Maybe just such a policing action is what philosopher of science Susan Oyama
had in mind in taking Richard Dawkins to task for anthropomorphizing DNA in his
monumental work, The Selfish Gene. Moreover, language itself evolves; terms emerge
and mutate as we craft a language adequate to describe the biotechnological future. Thus
economist Robert Fogel has written of “techno-physio evolution,” journalist Joel Garreau
of “radical evolution,” philosopher John Harris of “enhanced evolution,” and so on.

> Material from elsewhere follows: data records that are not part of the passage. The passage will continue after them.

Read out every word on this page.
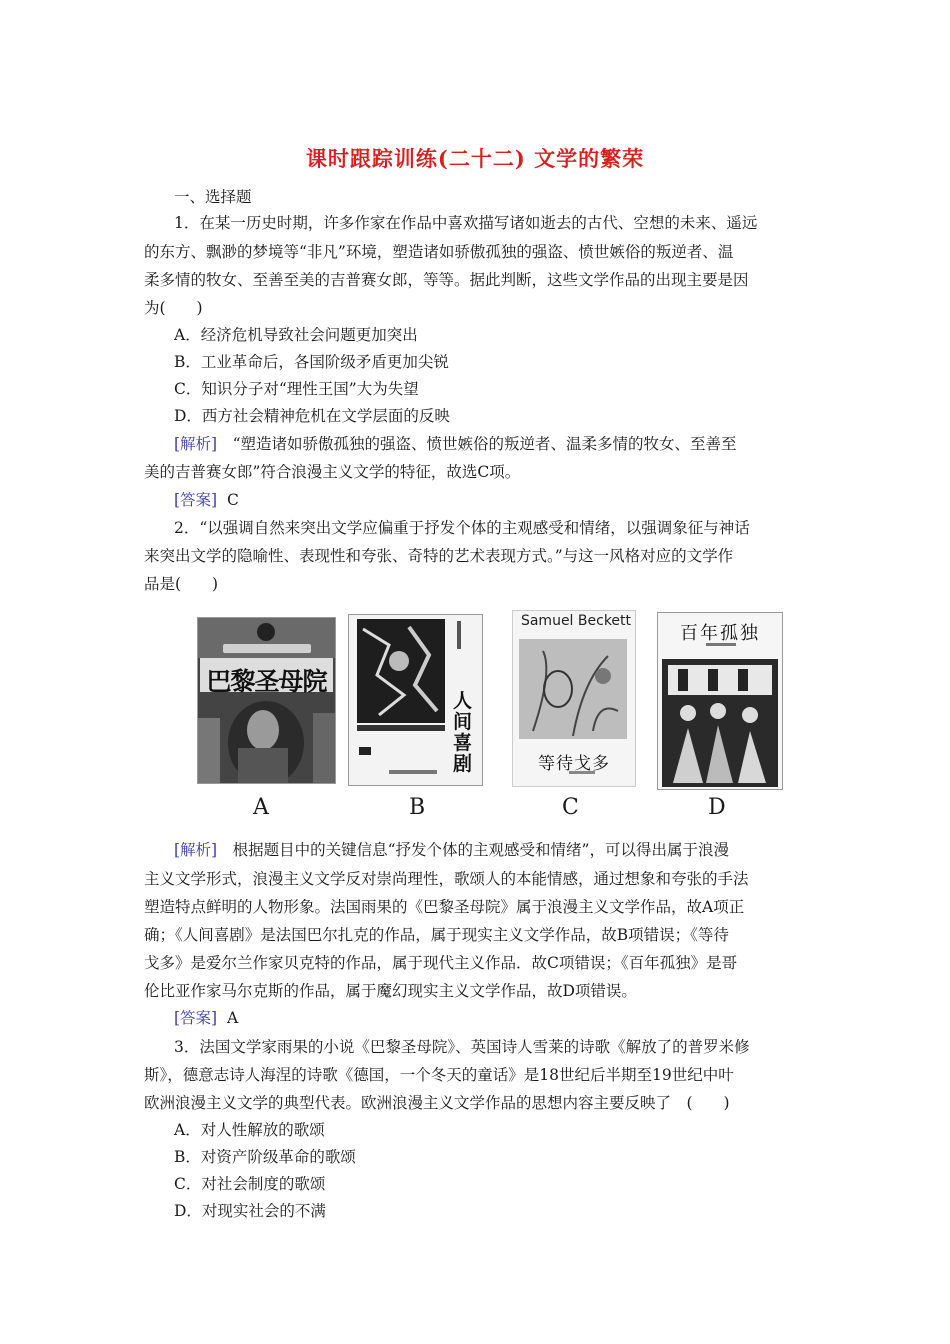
课时跟踪训练(二十二) 文学的繁荣
一、选择题
1．在某一历史时期，许多作家在作品中喜欢描写诸如逝去的古代、空想的未来、遥远
的东方、飘渺的梦境等“非凡”环境，塑造诸如骄傲孤独的强盗、愤世嫉俗的叛逆者、温
柔多情的牧女、至善至美的吉普赛女郎，等等。据此判断，这些文学作品的出现主要是因
为(　　)
A．经济危机导致社会问题更加突出
B．工业革命后，各国阶级矛盾更加尖锐
C．知识分子对“理性王国”大为失望
D．西方社会精神危机在文学层面的反映
[解析]　“塑造诸如骄傲孤独的强盗、愤世嫉俗的叛逆者、温柔多情的牧女、至善至
美的吉普赛女郎”符合浪漫主义文学的特征，故选C项。
[答案] C
2．“以强调自然来突出文学应偏重于抒发个体的主观感受和情绪，以强调象征与神话
来突出文学的隐喻性、表现性和夸张、奇特的艺术表现方式。”与这一风格对应的文学作
品是(　　)
巴黎圣母院
人间喜剧
Samuel Beckett
等待戈多
百年孤独
A	B	C	D
[解析]　根据题目中的关键信息“抒发个体的主观感受和情绪”，可以得出属于浪漫
主义文学形式，浪漫主义文学反对崇尚理性，歌颂人的本能情感，通过想象和夸张的手法
塑造特点鲜明的人物形象。法国雨果的《巴黎圣母院》属于浪漫主义文学作品，故A项正
确；《人间喜剧》是法国巴尔扎克的作品，属于现实主义文学作品，故B项错误；《等待
戈多》是爱尔兰作家贝克特的作品，属于现代主义作品．故C项错误；《百年孤独》是哥
伦比亚作家马尔克斯的作品，属于魔幻现实主义文学作品，故D项错误。
[答案] A
3．法国文学家雨果的小说《巴黎圣母院》、英国诗人雪莱的诗歌《解放了的普罗米修
斯》，德意志诗人海涅的诗歌《德国，一个冬天的童话》是18世纪后半期至19世纪中叶
欧洲浪漫主义文学的典型代表。欧洲浪漫主义文学作品的思想内容主要反映了　(　　)
A．对人性解放的歌颂
B．对资产阶级革命的歌颂
C．对社会制度的歌颂
D．对现实社会的不满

When we speak of the language of a biotechnology future, we must imagine a
large number of stakeholders operating in a wide range of arenas, each employing
language strategically to capture public attention, shape interpretation and expectation,
promote new technologies, order research agendas, and influence legislation. We also
face the challenge of creating forums for citizen response to the constantly changing
biotechnology scene, and such forums will demand a comprehensible public language of
biotechnology.
Finally, in recent decades science and religion have often been understood as rival
explanatory systems. As recently as 1997 Stephen J. Gould’s could employ the
strategically diplomatic phrase, “nonoverlapping magisteria” to describe their
relationship, or lack thereof. More recently, however, we have witnessed something of a
linguistic blurring of the line between the two titanic systems of science and technology
on the one hand, and religion and spirituality on the other. Some scientific writing has
taken on the tone and even the vocabulary of religious discourse: machines can be
“spiritual” according to inventor Ray Kurzweil, biotechnology miraculous according to
filmmaker Jim Gilliam, carefully managed genetic research might lead us back to Eden
according to biologist Lee M. Silver. Tech guru and critic Jaron Lanier writing in a New
York Times piece entitled “The First Church of Robotics,” argues that technology is
increasingly treated in technology circles as possessing transcendent, even redemptive
qualities. And, biotechnology and religion may be more intricately intertwined than even
these examples suggest. As the biotechnologies of the next fifty years emerge and
develop, as they shape our lives and even our views of ourselves, the themes of this
conference will need to be central considerations if our powerful biotechnologies are to
develop humanely and be distributed justly.